El chico cogió la cerveza y le dio un trago; después la alzó a modo de brindis y saludó a Nick con suficiencia. Lanzó una nueva mirada a Abby con un mensaje muy claro: «Esto no acaba aquí.» Dio media vuelta y se marchó.

—Ni se te ocurra salir de aquí sola, ese tipo no es de fiar. Cuando quieras marcharte, dímelo, te acompañaré a tu coche —dijo Nick muy serio—. ¿De acuerdo?

Abby asintió, todavía con el susto en el cuerpo.

—¿Estás bien? —preguntó Pamela. Abby movió la cabeza afirmativamente, aunque le temblaban las rodillas—. Rose es idiota, siempre hace cosas por el estilo.

—¡Genial! Parece que tengo un don para atraer a gente con problemas mentales. —Sacudió la mano, la tenía pegajosa por el refresco derramado—. Voy un segundo al baño.

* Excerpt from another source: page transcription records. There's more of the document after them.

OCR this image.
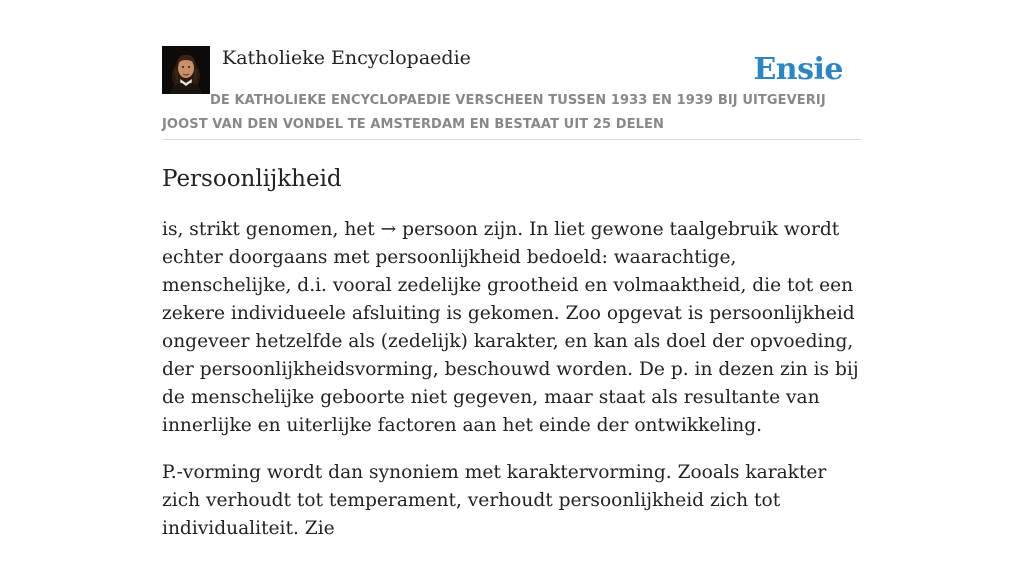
Katholieke Encyclopaedie	Ensie
DE KATHOLIEKE ENCYCLOPAEDIE VERSCHEEN TUSSEN 1933 EN 1939 BIJ UITGEVERIJ JOOST VAN DEN VONDEL TE AMSTERDAM EN BESTAAT UIT 25 DELEN
Persoonlijkheid

is, strikt genomen, het → persoon zijn. In liet gewone taalgebruik wordt echter doorgaans met persoonlijkheid bedoeld: waarachtige, menschelijke, d.i. vooral zedelijke grootheid en volmaaktheid, die tot een zekere individueele afsluiting is gekomen. Zoo opgevat is persoonlijkheid ongeveer hetzelfde als (zedelijk) karakter, en kan als doel der opvoeding, der persoonlijkheidsvorming, beschouwd worden. De p. in dezen zin is bij de menschelijke geboorte niet gegeven, maar staat als resultante van innerlijke en uiterlijke factoren aan het einde der ontwikkeling.

P.-vorming wordt dan synoniem met karaktervorming. Zooals karakter zich verhoudt tot temperament, verhoudt persoonlijkheid zich tot individualiteit. Zie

—¡No, ya has oído lo que te ha dicho el camarero!

—Solo voy al baño. —Se puso de puntillas y recorrió con la mirada la multitud—. Y parece que ese tipo se ha largado. Tranquila, apenas tardaré un segundo.

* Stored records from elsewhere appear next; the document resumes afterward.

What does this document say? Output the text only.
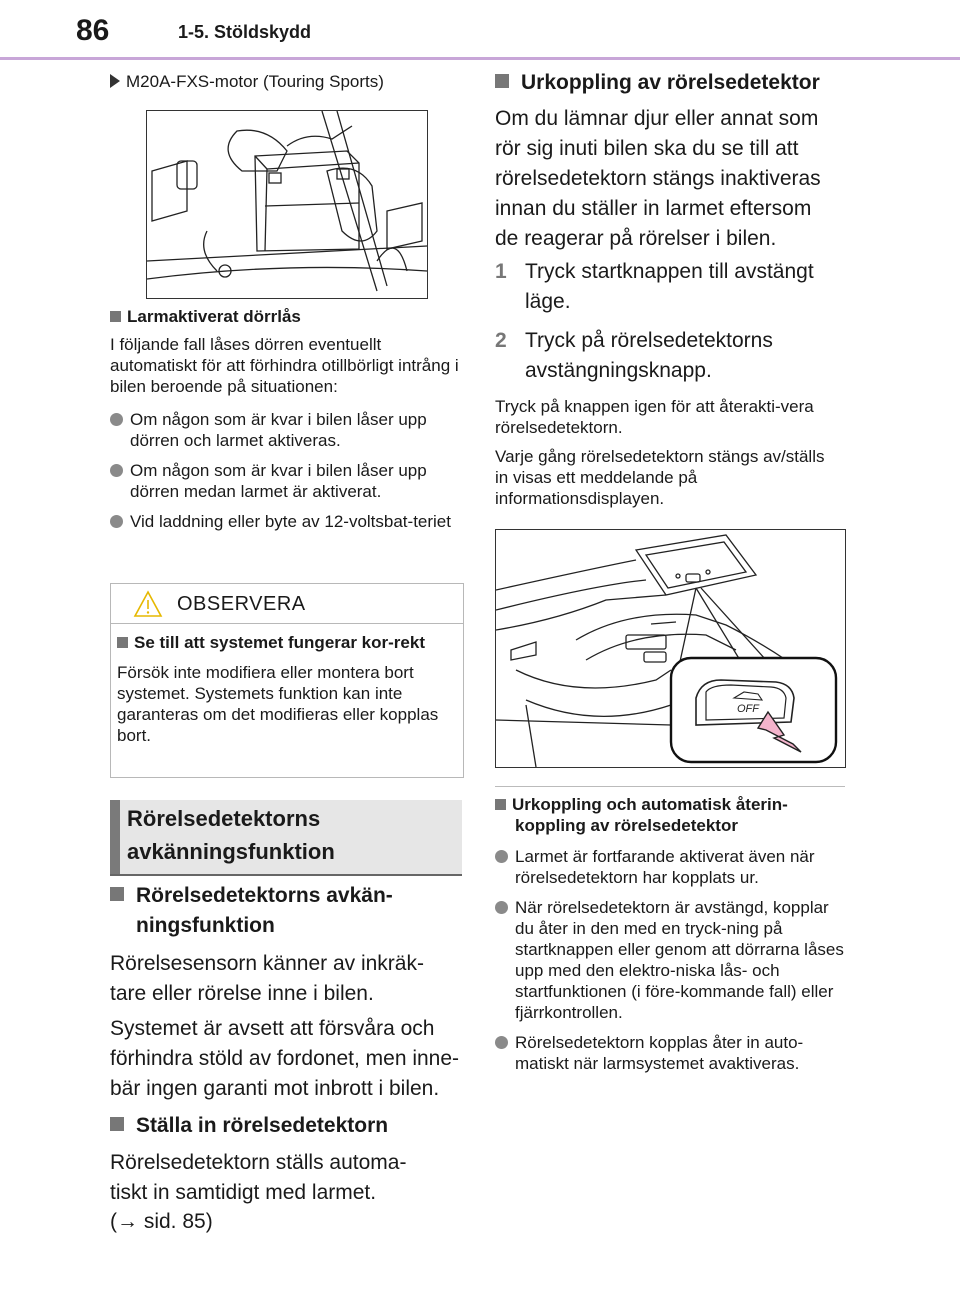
86	1-5. Stöldskydd
M20A-FXS-motor (Touring Sports)
Larmaktiverat dörrlås
I följande fall låses dörren eventuellt automatiskt för att förhindra otillbörligt intrång i bilen beroende på situationen:
Om någon som är kvar i bilen låser upp dörren och larmet aktiveras.
Om någon som är kvar i bilen låser upp dörren medan larmet är aktiverat.
Vid laddning eller byte av 12-voltsbat-teriet
OBSERVERA
Se till att systemet fungerar kor-rekt
Försök inte modifiera eller montera bort systemet. Systemets funktion kan inte garanteras om det modifieras eller kopplas bort.
Rörelsedetektorns avkänningsfunktion
Rörelsedetektorns avkän-ningsfunktion
Rörelsesensorn känner av inkräk-tare eller rörelse inne i bilen.
Systemet är avsett att försvåra och förhindra stöld av fordonet, men inne-bär ingen garanti mot inbrott i bilen.
Ställa in rörelsedetektorn
Rörelsedetektorn ställs automa-tiskt in samtidigt med larmet.
(→ sid. 85)
Urkoppling av rörelsedetektor
Om du lämnar djur eller annat som rör sig inuti bilen ska du se till att rörelsedetektorn stängs inaktiveras innan du ställer in larmet eftersom de reagerar på rörelser i bilen.
1 Tryck startknappen till avstängt läge.
2 Tryck på rörelsedetektorns avstängningsknapp.
Tryck på knappen igen för att återakti-vera rörelsedetektorn.
Varje gång rörelsedetektorn stängs av/ställs in visas ett meddelande på informationsdisplayen.
OFF
Urkoppling och automatisk återin-koppling av rörelsedetektor
Larmet är fortfarande aktiverat även när rörelsedetektorn har kopplats ur.
När rörelsedetektorn är avstängd, kopplar du åter in den med en tryck-ning på startknappen eller genom att dörrarna låses upp med den elektro-niska lås- och startfunktionen (i före-kommande fall) eller fjärrkontrollen.
Rörelsedetektorn kopplas åter in auto-matiskt när larmsystemet avaktiveras.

—El baño está por allí, por ese pasillo. Date prisa —dijo Pamela, mirando a su alrededor, incómoda.

Abby entró en el aseo. Tuvo que esperar un par de minutos a que uno de los lavamanos quedara libre. Abrió el agua y se lavó las manos a conciencia, después se refrescó la cara y se quedó mirando su reflejo en el espejo, preguntándose qué demonios hacía allí. Iba a tener unas cuantas palabras con Diandra por haberla dejado plantada, y desde luego, ya podía ir buscándose a otra compañera de fuga.

Salió del lavabo y empezó a esquivar la larga cola que se había formado. Chocó contra alguien.

—Perd... —La palabra se atascó en su boca, porque una mano sudorosa se la había tapado, otra mano le rodeó la cintura y tiró de ella apretándola contra un cuerpo que olía a sudor, cerveza y perfume masculino.

«El chico de la barra», pensó Abby con horror.

—Tú y yo tenemos algo pendiente —dijo una voz en su oído.Se vio arrastrada por el pasillo hasta una puerta al final de él.

Empezó a retorcerse, intentando liberarse del abrazo, pero era demasiado fuerte. Rezó para que alguien se diera cuenta e hiciera algo. Nadie se fijó en ellos y si lo hicieron, miraron hacia otra parte.